The povidone iodine seemed to be doing very little, so I swabbed the lesion with bleach diluted 5-10 times, rinsing afterward, and continued the povidone iodine, since I know it does not sting and thought it might soothe the lesion.
We have had him for almost 6 weeks, and most of the time he has been isolated due to illness, though he is a sociable cat. My older cat totally freaked out, hissing, growling and peeing when she encountered him in a controlled situation. I am trying to get her to eat her soft food outside his door so she gets used to his smell. The last 2 times I held him so she could look at him, she did not hiss or growl, nor did he.
I am looking for help with 2 issues--determining whether it is okay to let him have some running time in the house, and second, how to help my older cat adjust to him. I have read all the warnings about how contagious ringworm is, but we have vacuumed carefully and isolated him.
Neither my husband nor myself have shown any signs, and this is a dry cold climate right now. Our other animals are fine as well.Editor Suggestion Ringworm in Cat
You have been doing a great job keeping the new addition to your house separated from your other animals. By doing so, you have probably prevented a ringworm “epidemic” and some serious socialization issues. I’m sure this situation has caused you a lot of headaches but don’t be tempted to make a change too quickly.
First, cats can carry a lot of ringworm fungus on their skin and coat even if they are not showing many (or any) skin lesions. I would recommend you see your vet again for a check-up before you consider stopping your isolation period. He or she can take a look with the black light and may even want to do something called a “toothbrush test.” Basically, you comb through the fur with the tooth brush and then tap the debris into a gel to try to grow the fungus. If no growth occurs, you can safely introduce your new cat into the rest of the house. I would schedule your recheck when it looks like hair is starting to regrow in the bald spot.

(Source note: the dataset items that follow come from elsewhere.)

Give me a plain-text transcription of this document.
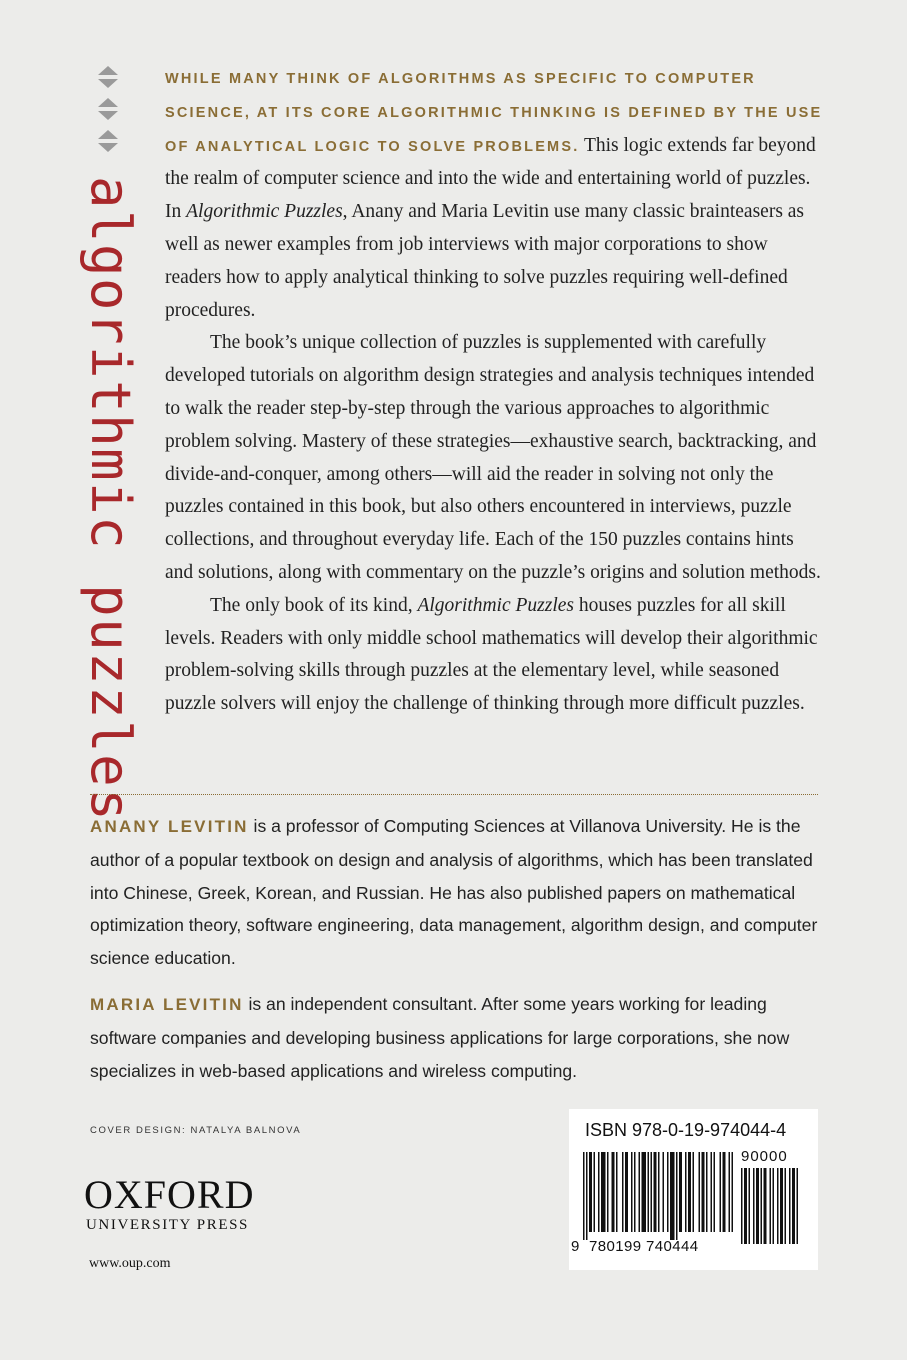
algorithmic puzzles

WHILE MANY THINK OF ALGORITHMS AS SPECIFIC TO COMPUTER SCIENCE, AT ITS CORE ALGORITHMIC THINKING IS DEFINED BY THE USE OF ANALYTICAL LOGIC TO SOLVE PROBLEMS. This logic extends far beyond the realm of computer science and into the wide and entertaining world of puzzles. In Algorithmic Puzzles, Anany and Maria Levitin use many classic brainteasers as well as newer examples from job interviews with major corporations to show readers how to apply analytical thinking to solve puzzles requiring well-defined procedures.

The book’s unique collection of puzzles is supplemented with carefully developed tutorials on algorithm design strategies and analysis techniques intended to walk the reader step-by-step through the various approaches to algorithmic problem solving. Mastery of these strategies—exhaustive search, backtracking, and divide-and-conquer, among others—will aid the reader in solving not only the puzzles contained in this book, but also others encountered in interviews, puzzle collections, and throughout everyday life. Each of the 150 puzzles contains hints and solutions, along with commentary on the puzzle’s origins and solution methods.

The only book of its kind, Algorithmic Puzzles houses puzzles for all skill levels. Readers with only middle school mathematics will develop their algorithmic problem-solving skills through puzzles at the elementary level, while seasoned puzzle solvers will enjoy the challenge of thinking through more difficult puzzles.

ANANY LEVITIN is a professor of Computing Sciences at Villanova University. He is the author of a popular textbook on design and analysis of algorithms, which has been translated into Chinese, Greek, Korean, and Russian. He has also published papers on mathematical optimization theory, software engineering, data management, algorithm design, and computer science education.
MARIA LEVITIN is an independent consultant. After some years working for leading software companies and developing business applications for large corporations, she now specializes in web-based applications and wireless computing.
COVER DESIGN: NATALYA BALNOVA
OXFORD
UNIVERSITY PRESS
www.oup.com
ISBN 978-0-19-974044-4
90000
9 780199 740444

The ringworm may have been a bit of a mixed blessing, giving your other cats a chance to get used to the thought of a new addition to the family. You are doing the right thing by encouraging them to smell each other through the closed door. When you get the green light to stop the isolation, I recommend doing so slowly. You could put up some baby gates, one stacked on top of another, so that the cats could see and interact with each other but still be separated. Alternately, you could bring your new cat out into the rest of the home for short visits but leave him in a carrier or some other type of enclosure so that he is not too “threatening.”
Whichever way you choose to go, only when everyone seems totally bored with the new situation should you allow everyone to interact freely.